Pourquoi aucun match féminin n'est joué en soirée à Roland Garros ?

Imaginez être un grand fan de tennis féminin et rentrer chez vous le soir pour profiter du spectacle d'un match à Roland Garros . Et là, vous serez immédiatement déçu. C'est parce que la séance du soir de Roland-Garros est réservée aux hommes. Ce n'est d'ailleurs pas un hasard si le dernier match féminin disputé en soirée était le huitième de finale entre Sabalenka et Stephens le 4 juin 2023. Bref, une grande disparité entre les sexes. Il suffit de dire que depuis que cette formule a été introduite sur le court principal de Roland-Garros, seulement 4 matchs sur 43 disputés en nocturne ont impliqué des femmes.
Le tennis féminin exige de l'espace et de la visibilitéShelton-Sonego, Sinner-Rinderknech, Monfils-Dellien, Nava-Rune puis Monfils à nouveau contre Draper. Voici quelques-uns des matchs disputés en soirée lors des premiers jours du Grand Chelem. Et le tennis féminin a décidé de dire assez en exigeant de l'espace et de la visibilité . Elle l'a fait à travers les mots de la joueuse de tennis Ons Jabeur qui, en conférence de presse, outre l'amertume de son élimination au premier tour, a lourdement accusé le tournoi parisien de ne pas donner au tennis féminin la reconnaissance qu'il mérite.
« Les gens verront de plus en plus les hommes de cette façon. »« Je pense la même chose que l'année dernière. C'est regrettable pour le sport féminin, et pas seulement pour le tennis. J'espère que ceux qui prennent ces décisions n'ont pas de filles, car je ne pense pas qu'ils souhaitent les traiter de cette façon. On verra de plus en plus d'hommes bénéficiant d'une plus grande visibilité de cette manière. C'est dommage qu'un tel contrat ait été signé. L'année dernière, le match entre Iga et Naomi aurait pu être joué en soirée. Je ne sais pas à quel genre de supporters ils font référence lorsqu'ils affirment qu'il n'y a pas d'intérêt. En tant que supporter, j'irais sans hésiter voir ces matchs », a déclaré le Tunisien.
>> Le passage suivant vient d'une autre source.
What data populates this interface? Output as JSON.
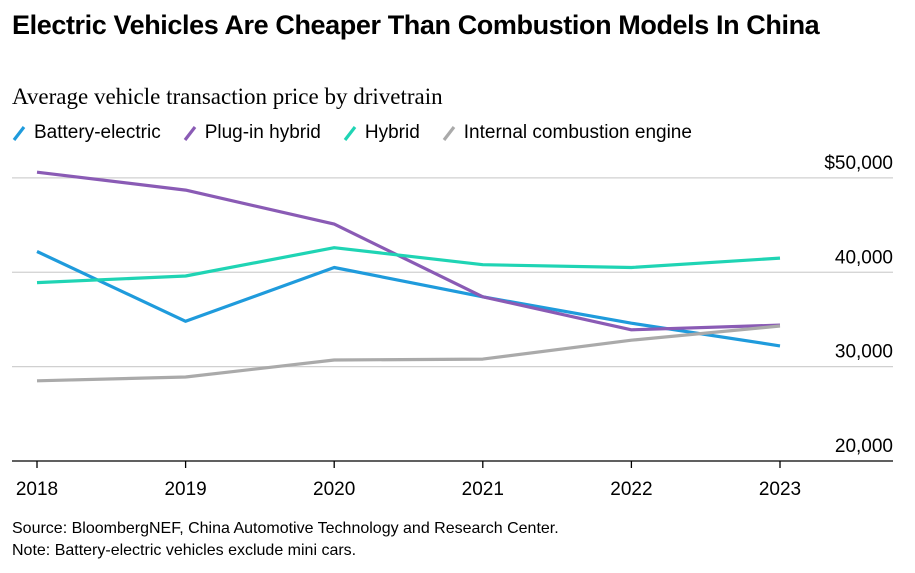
{
  "chart_data": {
    "type": "line",
    "title": "Electric Vehicles Are Cheaper Than Combustion Models In China",
    "subtitle": "Average vehicle transaction price by drivetrain",
    "categories": [
      "2018",
      "2019",
      "2020",
      "2021",
      "2022",
      "2023"
    ],
    "series": [
      {
        "name": "Battery-electric",
        "color": "#1f9bdc",
        "values": [
          42200,
          34800,
          40500,
          37400,
          34600,
          32200
        ]
      },
      {
        "name": "Plug-in hybrid",
        "color": "#8a5bb5",
        "values": [
          50600,
          48700,
          45100,
          37400,
          33900,
          34400
        ]
      },
      {
        "name": "Hybrid",
        "color": "#1fd4b4",
        "values": [
          38900,
          39600,
          42600,
          40800,
          40500,
          41500
        ]
      },
      {
        "name": "Internal combustion engine",
        "color": "#aaaaaa",
        "values": [
          28500,
          28900,
          30700,
          30800,
          32800,
          34300
        ]
      }
    ],
    "ylim": [
      20000,
      52000
    ],
    "yticks": [
      {
        "value": 20000,
        "label": "20,000"
      },
      {
        "value": 30000,
        "label": "30,000"
      },
      {
        "value": 40000,
        "label": "40,000"
      },
      {
        "value": 50000,
        "label": "$50,000"
      }
    ],
    "grid": true,
    "source": "Source: BloombergNEF, China Automotive Technology and Research Center.",
    "note": "Note: Battery-electric vehicles exclude mini cars."
  }
}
Réponse de Gauff et Swiatek (revers)Les déclarations de Jabeur ont fait le tour de toutes les terres battues de Roland-Garros, Coco Gauff , actuellement deuxième au classement WTA, allant à contre-courant par rapport à sa collègue. L'Américaine a accepté sans difficulté de ne pas jouer le soir : « Je ne pense pas qu'aucune des filles veuille jouer à 20 h. Je ne sais pas ce qu'en pensent les autres , mais je pense qu'elles préfèrent toutes jouer plus tôt . Il était peut-être possible d'insérer des matchs vers 18 h 30 ou 19 h. Mais cela dépend aussi du tournoi. Si elles le souhaitent, je n'ai pas à me plaindre. »
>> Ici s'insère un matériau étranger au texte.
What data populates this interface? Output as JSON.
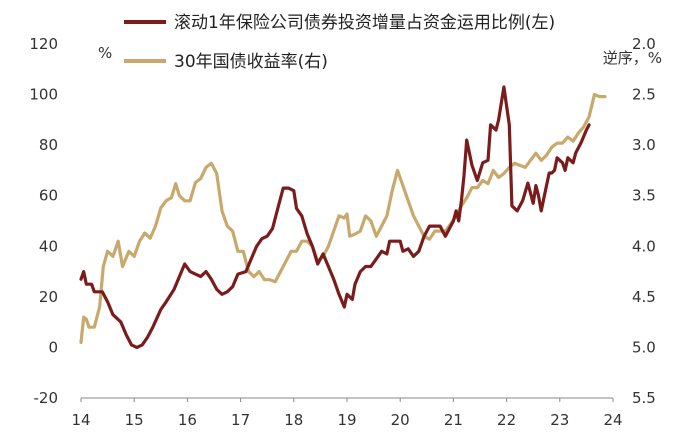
{
  "chart_data": {
    "type": "line",
    "legend_position": "top",
    "grid": false,
    "x": {
      "categories": [
        "14",
        "15",
        "16",
        "17",
        "18",
        "19",
        "20",
        "21",
        "22",
        "23",
        "24"
      ],
      "range": [
        2014,
        2024
      ]
    },
    "y_left": {
      "unit": "%",
      "range": [
        -20,
        120
      ],
      "ticks": [
        "120",
        "100",
        "80",
        "60",
        "40",
        "20",
        "0",
        "-20"
      ]
    },
    "y_right": {
      "unit": "逆序，%",
      "inverted": true,
      "range": [
        2.0,
        5.5
      ],
      "ticks": [
        "2.0",
        "2.5",
        "3.0",
        "3.5",
        "4.0",
        "4.5",
        "5.0",
        "5.5"
      ]
    },
    "series": [
      {
        "name": "滚动1年保险公司债券投资增量占资金运用比例(左)",
        "axis": "left",
        "color": "#7b1c1c",
        "points": [
          [
            2014.0,
            27
          ],
          [
            2014.05,
            30
          ],
          [
            2014.1,
            25
          ],
          [
            2014.2,
            25
          ],
          [
            2014.25,
            22
          ],
          [
            2014.4,
            22
          ],
          [
            2014.5,
            18
          ],
          [
            2014.6,
            13
          ],
          [
            2014.75,
            10
          ],
          [
            2014.85,
            5
          ],
          [
            2014.95,
            1
          ],
          [
            2015.05,
            0
          ],
          [
            2015.15,
            1
          ],
          [
            2015.25,
            4
          ],
          [
            2015.35,
            8
          ],
          [
            2015.5,
            15
          ],
          [
            2015.6,
            18
          ],
          [
            2015.75,
            23
          ],
          [
            2015.85,
            28
          ],
          [
            2015.95,
            33
          ],
          [
            2016.05,
            30
          ],
          [
            2016.15,
            29
          ],
          [
            2016.25,
            28
          ],
          [
            2016.35,
            30
          ],
          [
            2016.45,
            27
          ],
          [
            2016.55,
            23
          ],
          [
            2016.65,
            21
          ],
          [
            2016.75,
            22
          ],
          [
            2016.85,
            24
          ],
          [
            2016.95,
            29
          ],
          [
            2017.1,
            30
          ],
          [
            2017.2,
            35
          ],
          [
            2017.3,
            40
          ],
          [
            2017.4,
            43
          ],
          [
            2017.5,
            44
          ],
          [
            2017.6,
            47
          ],
          [
            2017.7,
            55
          ],
          [
            2017.8,
            63
          ],
          [
            2017.9,
            63
          ],
          [
            2018.0,
            62
          ],
          [
            2018.05,
            55
          ],
          [
            2018.15,
            52
          ],
          [
            2018.25,
            45
          ],
          [
            2018.35,
            40
          ],
          [
            2018.45,
            33
          ],
          [
            2018.55,
            37
          ],
          [
            2018.65,
            32
          ],
          [
            2018.75,
            27
          ],
          [
            2018.85,
            21
          ],
          [
            2018.95,
            16
          ],
          [
            2019.0,
            21
          ],
          [
            2019.1,
            19
          ],
          [
            2019.15,
            25
          ],
          [
            2019.25,
            30
          ],
          [
            2019.35,
            32
          ],
          [
            2019.45,
            32
          ],
          [
            2019.55,
            35
          ],
          [
            2019.65,
            38
          ],
          [
            2019.75,
            37
          ],
          [
            2019.8,
            42
          ],
          [
            2019.9,
            42
          ],
          [
            2020.0,
            42
          ],
          [
            2020.05,
            38
          ],
          [
            2020.15,
            39
          ],
          [
            2020.25,
            36
          ],
          [
            2020.35,
            38
          ],
          [
            2020.45,
            44
          ],
          [
            2020.55,
            48
          ],
          [
            2020.65,
            48
          ],
          [
            2020.75,
            48
          ],
          [
            2020.85,
            44
          ],
          [
            2020.95,
            48
          ],
          [
            2021.0,
            50
          ],
          [
            2021.05,
            54
          ],
          [
            2021.1,
            50
          ],
          [
            2021.15,
            58
          ],
          [
            2021.2,
            68
          ],
          [
            2021.25,
            82
          ],
          [
            2021.35,
            72
          ],
          [
            2021.45,
            66
          ],
          [
            2021.55,
            73
          ],
          [
            2021.65,
            74
          ],
          [
            2021.7,
            88
          ],
          [
            2021.8,
            86
          ],
          [
            2021.85,
            90
          ],
          [
            2021.95,
            103
          ],
          [
            2022.05,
            88
          ],
          [
            2022.1,
            56
          ],
          [
            2022.2,
            54
          ],
          [
            2022.3,
            58
          ],
          [
            2022.4,
            65
          ],
          [
            2022.5,
            57
          ],
          [
            2022.55,
            64
          ],
          [
            2022.6,
            60
          ],
          [
            2022.65,
            54
          ],
          [
            2022.75,
            64
          ],
          [
            2022.8,
            69
          ],
          [
            2022.85,
            69
          ],
          [
            2022.9,
            70
          ],
          [
            2022.95,
            75
          ],
          [
            2023.05,
            73
          ],
          [
            2023.1,
            70
          ],
          [
            2023.15,
            75
          ],
          [
            2023.25,
            73
          ],
          [
            2023.3,
            77
          ],
          [
            2023.4,
            81
          ],
          [
            2023.5,
            86
          ],
          [
            2023.55,
            88
          ]
        ]
      },
      {
        "name": "30年国债收益率(右)",
        "axis": "right",
        "color": "#c9a86c",
        "points": [
          [
            2014.0,
            4.95
          ],
          [
            2014.05,
            4.7
          ],
          [
            2014.1,
            4.72
          ],
          [
            2014.15,
            4.8
          ],
          [
            2014.25,
            4.8
          ],
          [
            2014.35,
            4.6
          ],
          [
            2014.42,
            4.2
          ],
          [
            2014.5,
            4.05
          ],
          [
            2014.6,
            4.1
          ],
          [
            2014.7,
            3.95
          ],
          [
            2014.78,
            4.2
          ],
          [
            2014.9,
            4.05
          ],
          [
            2015.0,
            4.1
          ],
          [
            2015.1,
            3.95
          ],
          [
            2015.2,
            3.87
          ],
          [
            2015.3,
            3.92
          ],
          [
            2015.4,
            3.8
          ],
          [
            2015.5,
            3.62
          ],
          [
            2015.6,
            3.55
          ],
          [
            2015.7,
            3.52
          ],
          [
            2015.78,
            3.38
          ],
          [
            2015.85,
            3.5
          ],
          [
            2015.95,
            3.55
          ],
          [
            2016.05,
            3.55
          ],
          [
            2016.15,
            3.37
          ],
          [
            2016.25,
            3.33
          ],
          [
            2016.35,
            3.22
          ],
          [
            2016.45,
            3.18
          ],
          [
            2016.55,
            3.28
          ],
          [
            2016.65,
            3.65
          ],
          [
            2016.75,
            3.8
          ],
          [
            2016.85,
            3.85
          ],
          [
            2016.95,
            4.05
          ],
          [
            2017.05,
            4.05
          ],
          [
            2017.15,
            4.25
          ],
          [
            2017.25,
            4.3
          ],
          [
            2017.35,
            4.25
          ],
          [
            2017.45,
            4.33
          ],
          [
            2017.55,
            4.33
          ],
          [
            2017.65,
            4.35
          ],
          [
            2017.75,
            4.25
          ],
          [
            2017.85,
            4.15
          ],
          [
            2017.95,
            4.05
          ],
          [
            2018.05,
            4.05
          ],
          [
            2018.15,
            3.95
          ],
          [
            2018.25,
            3.95
          ],
          [
            2018.35,
            4.0
          ],
          [
            2018.45,
            4.15
          ],
          [
            2018.55,
            4.1
          ],
          [
            2018.65,
            4.0
          ],
          [
            2018.75,
            3.85
          ],
          [
            2018.85,
            3.7
          ],
          [
            2018.95,
            3.72
          ],
          [
            2019.0,
            3.68
          ],
          [
            2019.05,
            3.9
          ],
          [
            2019.15,
            3.88
          ],
          [
            2019.25,
            3.85
          ],
          [
            2019.35,
            3.7
          ],
          [
            2019.45,
            3.75
          ],
          [
            2019.55,
            3.9
          ],
          [
            2019.65,
            3.8
          ],
          [
            2019.75,
            3.7
          ],
          [
            2019.85,
            3.45
          ],
          [
            2019.95,
            3.25
          ],
          [
            2020.05,
            3.4
          ],
          [
            2020.15,
            3.55
          ],
          [
            2020.25,
            3.7
          ],
          [
            2020.35,
            3.8
          ],
          [
            2020.45,
            3.9
          ],
          [
            2020.55,
            3.93
          ],
          [
            2020.65,
            3.85
          ],
          [
            2020.75,
            3.85
          ],
          [
            2020.85,
            3.85
          ],
          [
            2020.95,
            3.78
          ],
          [
            2021.05,
            3.7
          ],
          [
            2021.15,
            3.6
          ],
          [
            2021.25,
            3.52
          ],
          [
            2021.35,
            3.42
          ],
          [
            2021.45,
            3.42
          ],
          [
            2021.55,
            3.35
          ],
          [
            2021.65,
            3.38
          ],
          [
            2021.75,
            3.25
          ],
          [
            2021.85,
            3.32
          ],
          [
            2021.95,
            3.28
          ],
          [
            2022.05,
            3.22
          ],
          [
            2022.15,
            3.18
          ],
          [
            2022.25,
            3.2
          ],
          [
            2022.35,
            3.22
          ],
          [
            2022.45,
            3.15
          ],
          [
            2022.55,
            3.08
          ],
          [
            2022.65,
            3.15
          ],
          [
            2022.75,
            3.1
          ],
          [
            2022.85,
            3.02
          ],
          [
            2022.95,
            2.98
          ],
          [
            2023.05,
            2.98
          ],
          [
            2023.15,
            2.92
          ],
          [
            2023.25,
            2.96
          ],
          [
            2023.35,
            2.88
          ],
          [
            2023.45,
            2.82
          ],
          [
            2023.55,
            2.72
          ],
          [
            2023.65,
            2.5
          ],
          [
            2023.75,
            2.52
          ],
          [
            2023.85,
            2.52
          ]
        ]
      }
    ]
  }
}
Iga Swiatek a également abordé le sujet, sur la même longueur d'onde que Gauff : « J'aime jouer pendant la journée, comme ça je suis contente d'avoir terminé et je peux me reposer plus longtemps. Je comprends cette disparité , mais ce n'est pas moi qui fixe le programme. Est-ce que ça me dérange que les hommes puissent avoir une plus grande scène pour ça ? Non. »
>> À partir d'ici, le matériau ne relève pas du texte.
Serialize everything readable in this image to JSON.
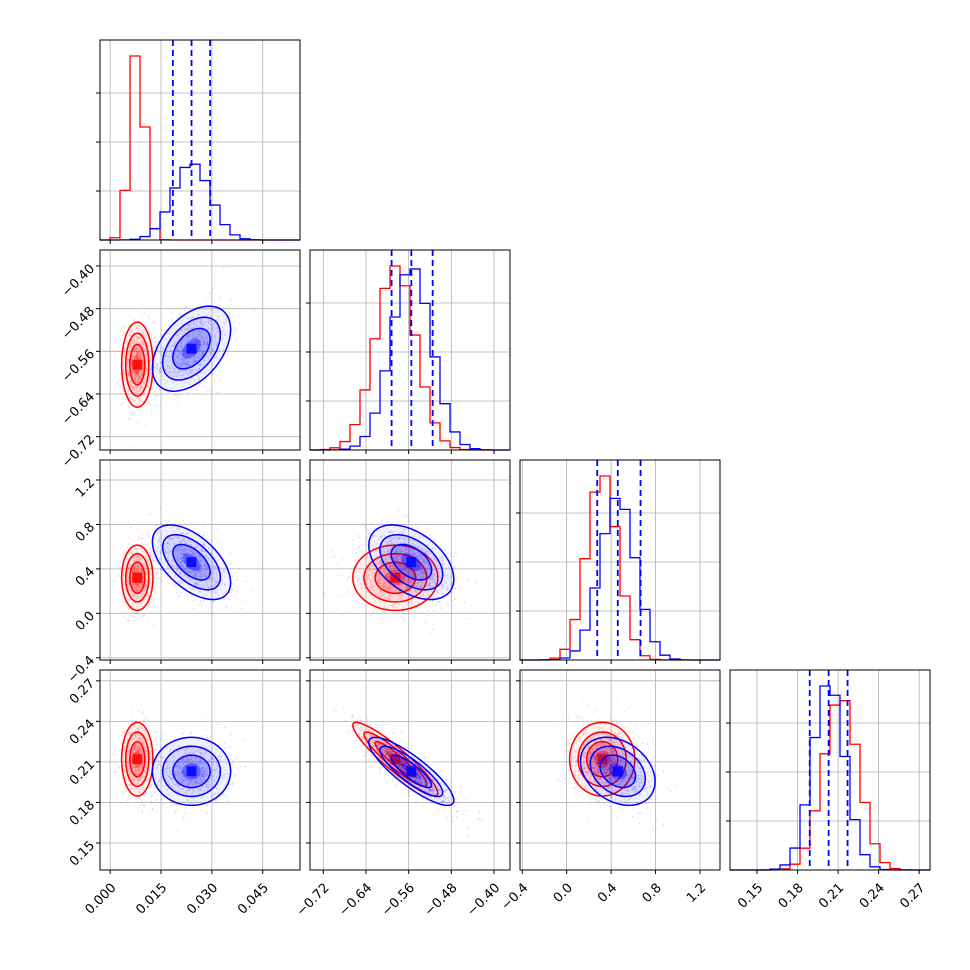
{
  "chart_data": {
    "type": "corner",
    "grid": true,
    "n_params": 4,
    "series": [
      {
        "name": "red",
        "color": "#ff0000",
        "mean": [
          0.008,
          -0.585,
          0.32,
          0.212
        ],
        "sd": [
          0.0022,
          0.038,
          0.14,
          0.013
        ]
      },
      {
        "name": "blue",
        "color": "#0000ff",
        "mean": [
          0.024,
          -0.555,
          0.46,
          0.203
        ],
        "sd": [
          0.0055,
          0.038,
          0.16,
          0.012
        ]
      }
    ],
    "quantile_lines": {
      "series": "blue",
      "color": "#0000ff",
      "values": [
        [
          0.0185,
          0.024,
          0.0295
        ],
        [
          -0.592,
          -0.555,
          -0.515
        ],
        [
          0.275,
          0.46,
          0.665
        ],
        [
          0.189,
          0.203,
          0.217
        ]
      ]
    },
    "params": [
      {
        "range": [
          -0.003,
          0.056
        ],
        "ticks": [
          "0.000",
          "0.015",
          "0.030",
          "0.045"
        ],
        "tick_values": [
          0.0,
          0.015,
          0.03,
          0.045
        ]
      },
      {
        "range": [
          -0.745,
          -0.37
        ],
        "ticks": [
          "−0.72",
          "−0.64",
          "−0.56",
          "−0.48",
          "−0.40"
        ],
        "tick_values": [
          -0.72,
          -0.64,
          -0.56,
          -0.48,
          -0.4
        ]
      },
      {
        "range": [
          -0.42,
          1.38
        ],
        "ticks": [
          "−0.4",
          "0.0",
          "0.4",
          "0.8",
          "1.2"
        ],
        "tick_values": [
          -0.4,
          0.0,
          0.4,
          0.8,
          1.2
        ]
      },
      {
        "range": [
          0.13,
          0.278
        ],
        "ticks": [
          "0.15",
          "0.18",
          "0.21",
          "0.24",
          "0.27"
        ],
        "tick_values": [
          0.15,
          0.18,
          0.21,
          0.24,
          0.27
        ]
      }
    ],
    "correlations": [
      [
        1.0,
        0.0,
        0.0,
        0.0
      ],
      [
        0.0,
        1.0,
        0.0,
        -0.92
      ],
      [
        0.0,
        0.0,
        1.0,
        0.0
      ],
      [
        0.0,
        -0.92,
        0.0,
        1.0
      ]
    ],
    "blue_correlations": [
      [
        1.0,
        0.45,
        -0.55,
        0.0
      ],
      [
        0.45,
        1.0,
        -0.45,
        -0.85
      ],
      [
        -0.55,
        -0.45,
        1.0,
        -0.3
      ],
      [
        0.0,
        -0.85,
        -0.3,
        1.0
      ]
    ]
  }
}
Une transformation culturelle est nécessaireEn bref, si au tennis quelque chose a bougé sur le thème de l'égalité des sexes par rapport aux Chelems, ils ont égalisé les prix en argent même si lorsque l'on quitte les 4 tournois principaux, il y a encore beaucoup de différences (à Rome le montant ramené par Alcaraz pour le tournoi masculin était légèrement supérieur à celui obtenu par Jasmine Paolini pour sa victoire), sur le thème de la visibilité il y a encore un long chemin à parcourir.
Les finales masculines des tournois de haut niveau attirent généralement des classements plus élevés que les finales féminines. Et cela est dû en partie à la perception – profondément ancrée mais discutable – selon laquelle le tennis masculin est « plus spectaculaire » en raison de la plus grande vitesse et de la plus grande puissance des coups. À l’inverse, le tennis féminin est souvent décrit comme « plus technique » ou « mental » , mais avec un récit qui parfois porte atteinte à son intensité compétitive . Cette dernière a en effet démontré qu'elle pouvait offrir un divertissement, un talent et un charisme égaux, voire supérieurs, à ceux masculins. Mais la visibilité totale ne viendra pas seulement des résultats sportifs : elle nécessitera une transformation culturelle dans la manière dont le sport est raconté, vendu et vécu. Et le plus tôt possible.